The Valley Industry Association heard Dan Schnur, a professor of politics at the University of Southern California and the University of California, Berkeley, share his thoughts on what he called “the biggest story in politics,” the coronavirus.
Schnur kicked off his remarks to VIA members via Zoom on Thursday by addressing the “immense divisiveness and polarization that exists in our politics and in our society.”
He said the divisiveness surrounding COVID-19 felt different than the divide typically seen in American politics between Republicans and Democrats.
“It feels like we’re on the edge of a much larger and potentially a much more dangerous divide in American society,” Schnur said. “The anger and the mutual disdain between those of us who follow the COVID-19 guidelines and those of us who have not has surfaced fairly consistently over the course of the pandemic.”
Not having a scapegoat for the pandemic, he said, has made the political divide challenging, too.
“We had this huge crisis, but no villain on whom to assign the responsibility and that gets frustrating,” Schnur said of 2020.

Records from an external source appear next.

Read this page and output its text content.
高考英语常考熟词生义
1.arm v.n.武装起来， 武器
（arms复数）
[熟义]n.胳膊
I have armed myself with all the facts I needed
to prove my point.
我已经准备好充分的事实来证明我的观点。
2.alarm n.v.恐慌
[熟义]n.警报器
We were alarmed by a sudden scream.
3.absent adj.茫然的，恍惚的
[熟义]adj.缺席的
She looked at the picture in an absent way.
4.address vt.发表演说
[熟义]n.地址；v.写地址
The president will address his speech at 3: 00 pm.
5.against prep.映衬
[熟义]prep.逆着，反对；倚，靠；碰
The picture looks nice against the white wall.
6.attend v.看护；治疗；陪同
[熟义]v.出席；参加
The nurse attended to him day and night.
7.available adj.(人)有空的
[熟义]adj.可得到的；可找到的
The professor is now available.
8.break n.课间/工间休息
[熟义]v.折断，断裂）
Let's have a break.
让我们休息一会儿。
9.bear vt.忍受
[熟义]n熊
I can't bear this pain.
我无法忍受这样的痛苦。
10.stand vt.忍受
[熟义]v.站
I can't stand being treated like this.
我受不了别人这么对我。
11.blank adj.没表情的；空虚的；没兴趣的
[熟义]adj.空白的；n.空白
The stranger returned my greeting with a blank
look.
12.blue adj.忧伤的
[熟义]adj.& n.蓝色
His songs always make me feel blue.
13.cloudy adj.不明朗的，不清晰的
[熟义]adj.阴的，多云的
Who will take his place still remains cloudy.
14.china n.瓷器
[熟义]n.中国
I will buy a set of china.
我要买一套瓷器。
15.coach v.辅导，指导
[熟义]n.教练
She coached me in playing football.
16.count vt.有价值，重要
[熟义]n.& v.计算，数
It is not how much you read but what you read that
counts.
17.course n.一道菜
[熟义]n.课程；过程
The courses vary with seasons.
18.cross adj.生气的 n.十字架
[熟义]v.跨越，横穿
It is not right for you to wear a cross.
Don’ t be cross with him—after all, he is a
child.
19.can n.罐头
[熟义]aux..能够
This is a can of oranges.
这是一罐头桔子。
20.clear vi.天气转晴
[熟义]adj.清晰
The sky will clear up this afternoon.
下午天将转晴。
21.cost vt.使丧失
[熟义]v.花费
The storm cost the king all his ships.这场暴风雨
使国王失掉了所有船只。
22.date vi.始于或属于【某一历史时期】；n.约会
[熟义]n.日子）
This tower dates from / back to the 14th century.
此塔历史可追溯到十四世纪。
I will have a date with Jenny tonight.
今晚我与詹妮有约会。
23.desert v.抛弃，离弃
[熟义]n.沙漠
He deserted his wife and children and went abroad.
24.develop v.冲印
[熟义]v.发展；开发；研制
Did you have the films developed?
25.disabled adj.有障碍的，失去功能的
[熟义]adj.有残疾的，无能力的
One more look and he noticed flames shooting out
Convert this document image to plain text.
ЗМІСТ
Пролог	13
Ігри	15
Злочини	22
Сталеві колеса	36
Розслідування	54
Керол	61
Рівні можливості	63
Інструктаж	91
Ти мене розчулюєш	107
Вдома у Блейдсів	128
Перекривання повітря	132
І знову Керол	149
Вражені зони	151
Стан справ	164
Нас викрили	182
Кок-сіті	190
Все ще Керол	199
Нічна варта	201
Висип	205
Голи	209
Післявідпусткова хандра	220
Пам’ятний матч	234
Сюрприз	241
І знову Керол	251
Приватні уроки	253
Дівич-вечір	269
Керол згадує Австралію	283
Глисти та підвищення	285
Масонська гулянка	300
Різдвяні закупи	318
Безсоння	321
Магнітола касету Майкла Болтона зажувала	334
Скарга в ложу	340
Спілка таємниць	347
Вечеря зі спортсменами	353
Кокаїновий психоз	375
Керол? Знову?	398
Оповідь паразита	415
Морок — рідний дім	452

In 2021, the arrival of the COVID-19 vaccine changed the nature of the divide.
“The resentment from those who have taken the shot toward those who have it is much stronger and much more targeted,” he said. “Those who have resisted or rejected the vaccination are now putting other people at risk and we’re beginning to see increasingly frequent examples of that hostility playing out in our communities.”
Finding common ground on the vaccine, he said, will be a “considerable challenge.”
“I tell my students I’ve never changed anyone’s mind by telling them how stupid they are, so we’re going to have to find another way to come together,” Schnur said. “That might not be as cathartic as this finger pointing and blaming, but if we’re going to continue to function through what looks like a very long-term challenge it’s going to be necessary.”
Schnur also discussed the California gubernatorial recall election scheduled for Sept. 14 and its place in the political divide created by COVID-19.
“Most California voters, according to public opinion polls, agree with Newsom’s approach to the coronavirus over the course of the last year-and-a-half and they also oppose the recall,” Schnur said. “But among likely voters, those likely voters not only are more likely to support that recall, but they’re much angrier about the way Newsom has taken on the virus given the impact it has had on their businesses, on their families and on their lives.”